Everything changed overnight.One evening, he returned home with the selfie he created at the clinic, the image that sets the special section apart from the rest of this issue. Fully decked out in PPE in order to examine a Covid-positive patient, he caught a glimpse of himself in a mirror. Stunned by the transformation in his appearance that the pandemic had wrought, he made a self-portrait of a physician still trying to maintain relationships with sick patients and hampered by the reality of—at that time, in the first wave—a relentless virus that preyed particularly on immunocompromised folk like his cancer patients. It’s not as striking, perhaps, as the images that emerged of bruised and swollen faces of caregivers after a long ICU shift, but it captured, for him and for me, how quickly and clearly the pandemic changed how patients saw their physicians and the filters through which doctors came to see their patients.

Some of those changes in the face of medicine were positive: the expansion of telemedicine has made it easier for patients to seek and receive care; communities, in a spirit of solidarity and subsidiarity, learned how better to reach and care for those who were isolated and marginalized.
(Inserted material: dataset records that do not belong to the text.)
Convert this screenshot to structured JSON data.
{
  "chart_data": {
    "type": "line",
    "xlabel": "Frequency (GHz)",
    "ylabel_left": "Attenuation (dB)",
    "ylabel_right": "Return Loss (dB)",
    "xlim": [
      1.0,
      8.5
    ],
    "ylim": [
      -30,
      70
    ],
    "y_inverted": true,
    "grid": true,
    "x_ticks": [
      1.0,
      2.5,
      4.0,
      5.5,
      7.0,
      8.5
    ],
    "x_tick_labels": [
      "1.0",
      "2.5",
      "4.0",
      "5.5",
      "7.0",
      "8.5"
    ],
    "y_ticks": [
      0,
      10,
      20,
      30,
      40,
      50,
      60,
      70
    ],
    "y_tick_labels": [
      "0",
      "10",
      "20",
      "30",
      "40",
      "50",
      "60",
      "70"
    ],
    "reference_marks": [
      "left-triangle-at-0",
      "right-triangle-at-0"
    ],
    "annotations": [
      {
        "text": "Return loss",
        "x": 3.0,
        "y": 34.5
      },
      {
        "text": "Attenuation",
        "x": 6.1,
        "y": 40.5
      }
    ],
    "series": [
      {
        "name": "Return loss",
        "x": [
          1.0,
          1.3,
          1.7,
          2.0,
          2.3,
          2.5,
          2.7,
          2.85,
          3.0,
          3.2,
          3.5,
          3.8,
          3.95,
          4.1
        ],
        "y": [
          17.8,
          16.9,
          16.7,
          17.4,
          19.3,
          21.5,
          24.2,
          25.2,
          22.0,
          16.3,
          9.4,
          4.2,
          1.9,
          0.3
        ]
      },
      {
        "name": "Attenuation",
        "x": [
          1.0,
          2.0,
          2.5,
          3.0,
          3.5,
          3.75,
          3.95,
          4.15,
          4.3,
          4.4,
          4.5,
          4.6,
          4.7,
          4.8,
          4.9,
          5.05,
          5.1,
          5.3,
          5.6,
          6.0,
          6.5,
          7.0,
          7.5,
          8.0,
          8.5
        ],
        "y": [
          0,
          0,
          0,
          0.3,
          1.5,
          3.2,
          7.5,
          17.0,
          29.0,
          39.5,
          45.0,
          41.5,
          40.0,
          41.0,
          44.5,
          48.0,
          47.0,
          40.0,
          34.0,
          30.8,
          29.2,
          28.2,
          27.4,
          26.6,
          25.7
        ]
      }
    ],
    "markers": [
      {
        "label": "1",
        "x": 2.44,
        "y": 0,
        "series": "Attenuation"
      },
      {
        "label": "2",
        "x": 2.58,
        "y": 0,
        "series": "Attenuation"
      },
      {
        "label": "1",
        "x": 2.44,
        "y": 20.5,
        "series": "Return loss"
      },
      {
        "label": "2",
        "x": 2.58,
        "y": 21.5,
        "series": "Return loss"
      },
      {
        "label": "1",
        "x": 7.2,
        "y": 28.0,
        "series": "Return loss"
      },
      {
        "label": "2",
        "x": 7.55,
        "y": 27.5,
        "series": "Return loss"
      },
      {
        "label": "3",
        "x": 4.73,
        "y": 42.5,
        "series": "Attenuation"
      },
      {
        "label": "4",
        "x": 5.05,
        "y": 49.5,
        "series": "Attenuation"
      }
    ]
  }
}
Some were not: a lack of trust, between doctors and patients, between doctors and their colleagues, between government and the governed, exploded, persists, divides, and sometimes compromises care.The Catholic faith offers a framework for responding to the divisive and disrupting effects of the pandemic.

It is my hope that, in the pages of this special section and in articles that I hope will follow in subsequent issues, The Linacre Quarterly will play a role in exploring what has happened to us as a result of the pandemic, how we have responded (and could have responded better), and how we can continue to bring grace and hope to a world forever changed in ways we neither expected nor particularly desired, but that Covid imposed on us.